Interview aus der Zeitung gegen die PRO NRW-Demo

Im Rahmen der Diskussion um den Bau einer neuen Moschee auf der Gathe wird, wegen seiner Lage auf dem vermeintlichen Baugrundstück, auch immer wieder das Autonome Zentrum und sein weiterer Verbleib Teil der Diskussion. Aber auch sonst macht das Haus regelmäßig von sich reden.
Was aber ist das Autonome Zentrum und wer steckt hinter seiner Arbeit? Fragen auf die viele Menschen keine richtige Antwort wissen, zumal von den Medien meist nur blutrünstige Klischees wiedergekäut werden. Wir haben uns auf den Weg zum Montagsplenum gemacht, dem zentralen Ort an dem die Leute, die im AZ engagiert sind zusammen kommen, um mit Vertreter*innen verschiedener Gruppen über ihr Haus und was es für sie bedeutet zu sprechen.
Hallo zusammen. Danke, dass wir kommen durften.

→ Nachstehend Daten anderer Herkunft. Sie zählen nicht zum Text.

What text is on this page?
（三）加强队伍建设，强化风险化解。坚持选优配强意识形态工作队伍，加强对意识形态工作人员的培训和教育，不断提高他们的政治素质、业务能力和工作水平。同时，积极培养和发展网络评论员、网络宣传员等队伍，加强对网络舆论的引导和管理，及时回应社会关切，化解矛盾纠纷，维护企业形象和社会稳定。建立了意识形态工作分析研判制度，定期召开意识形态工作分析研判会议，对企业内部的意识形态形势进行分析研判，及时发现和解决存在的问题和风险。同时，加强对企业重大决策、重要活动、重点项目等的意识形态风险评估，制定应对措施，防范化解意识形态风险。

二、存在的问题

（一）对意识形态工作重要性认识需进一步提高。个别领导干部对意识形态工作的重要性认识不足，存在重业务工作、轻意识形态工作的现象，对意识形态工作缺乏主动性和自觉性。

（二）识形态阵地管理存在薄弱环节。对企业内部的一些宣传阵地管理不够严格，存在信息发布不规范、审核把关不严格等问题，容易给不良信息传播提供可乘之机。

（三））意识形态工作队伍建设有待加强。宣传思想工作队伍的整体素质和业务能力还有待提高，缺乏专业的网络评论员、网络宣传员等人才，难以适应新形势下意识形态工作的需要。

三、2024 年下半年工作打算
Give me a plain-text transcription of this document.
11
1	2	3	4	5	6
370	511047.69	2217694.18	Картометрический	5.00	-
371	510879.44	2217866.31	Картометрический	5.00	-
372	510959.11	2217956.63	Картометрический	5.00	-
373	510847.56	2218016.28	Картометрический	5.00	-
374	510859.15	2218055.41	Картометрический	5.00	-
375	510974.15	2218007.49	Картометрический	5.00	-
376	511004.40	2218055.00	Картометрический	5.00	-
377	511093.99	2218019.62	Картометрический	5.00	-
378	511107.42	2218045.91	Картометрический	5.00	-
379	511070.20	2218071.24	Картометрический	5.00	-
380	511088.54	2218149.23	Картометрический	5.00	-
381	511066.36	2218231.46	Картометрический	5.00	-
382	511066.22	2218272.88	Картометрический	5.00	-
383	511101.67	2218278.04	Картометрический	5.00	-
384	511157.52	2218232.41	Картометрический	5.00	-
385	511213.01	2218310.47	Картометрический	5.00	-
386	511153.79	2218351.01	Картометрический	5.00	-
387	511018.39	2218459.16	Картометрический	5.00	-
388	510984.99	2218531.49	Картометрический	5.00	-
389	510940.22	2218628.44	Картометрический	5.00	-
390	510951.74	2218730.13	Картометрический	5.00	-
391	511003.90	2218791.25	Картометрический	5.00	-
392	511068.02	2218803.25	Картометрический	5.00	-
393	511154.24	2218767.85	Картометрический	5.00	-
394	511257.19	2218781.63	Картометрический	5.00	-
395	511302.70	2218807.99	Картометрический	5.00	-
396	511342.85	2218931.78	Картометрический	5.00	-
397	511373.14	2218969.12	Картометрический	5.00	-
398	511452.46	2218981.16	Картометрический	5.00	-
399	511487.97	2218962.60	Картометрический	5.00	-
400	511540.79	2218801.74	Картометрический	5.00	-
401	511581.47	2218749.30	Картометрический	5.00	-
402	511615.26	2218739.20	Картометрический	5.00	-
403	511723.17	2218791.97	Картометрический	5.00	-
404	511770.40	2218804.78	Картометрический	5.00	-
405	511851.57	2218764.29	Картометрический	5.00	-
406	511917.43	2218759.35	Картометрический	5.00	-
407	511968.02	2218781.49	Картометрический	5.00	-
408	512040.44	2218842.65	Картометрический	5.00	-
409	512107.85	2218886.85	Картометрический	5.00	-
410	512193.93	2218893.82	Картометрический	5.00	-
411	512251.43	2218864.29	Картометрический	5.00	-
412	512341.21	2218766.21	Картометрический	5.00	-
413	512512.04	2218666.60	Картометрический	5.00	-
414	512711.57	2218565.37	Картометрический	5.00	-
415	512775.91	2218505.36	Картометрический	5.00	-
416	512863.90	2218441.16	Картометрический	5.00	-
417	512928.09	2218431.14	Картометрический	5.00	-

Piet: Klar, dürft ihr kommen. Unsere Treffen sind offen – jede*r kann kommen und mitorganisieren.
Alles klar, könnt ihr erstmal versuchen zusammenzufassen, was ein Autonomes Zentrum überhaupt ist?
Andi: Das Autonome Zentrum ist ein selbstverwaltetes Zentrum. Das meint zunächst mal einen Raum in dem Menschen sich nach ihren Interessen organisieren können. So entstehen dann verschiedene Gruppen, die mal für kurze Zeit, mal über Jahre hinweg, nach ihren Vorstellungen zusammen arbeiten. Was in diesen Gruppen passiert, liegt dann ganz dabei, wodrauf die Leute Lust haben.
Zora: Daraus setzt sich dann das „AZ“ als Ganzes zusammen. Manche Gruppen arbeiten politisch und aktionistisch, wie die „Karawane für Flüchtlinge und Migrant*innen“, andere bieten Vorträge und Informationen an, wieder andere organisieren die Kneipenabende, halten das Haus in Schuss oder machen einfach gemeinsam Sport.
Andi: In diesem großen, bunten, wechselnen Haufen ist der Wunsch nach Hierarchiefreiheit der gemeinsame Nenner. Daraus ergibt natürlich, das hier Ausgrenzungsmechanismen der Gesellschaft, wie Rassismus, Sexismus, Nationalismus, und so weiter keinen Platz haben sollen. Manchmal prallen hier aber auch verschiedene Meinungen ganz schön aufeinander und es kann mal ordentlich rumpeln, aber wir versuchen immer Konflikte gemeinsam und solidarisch zu lösen.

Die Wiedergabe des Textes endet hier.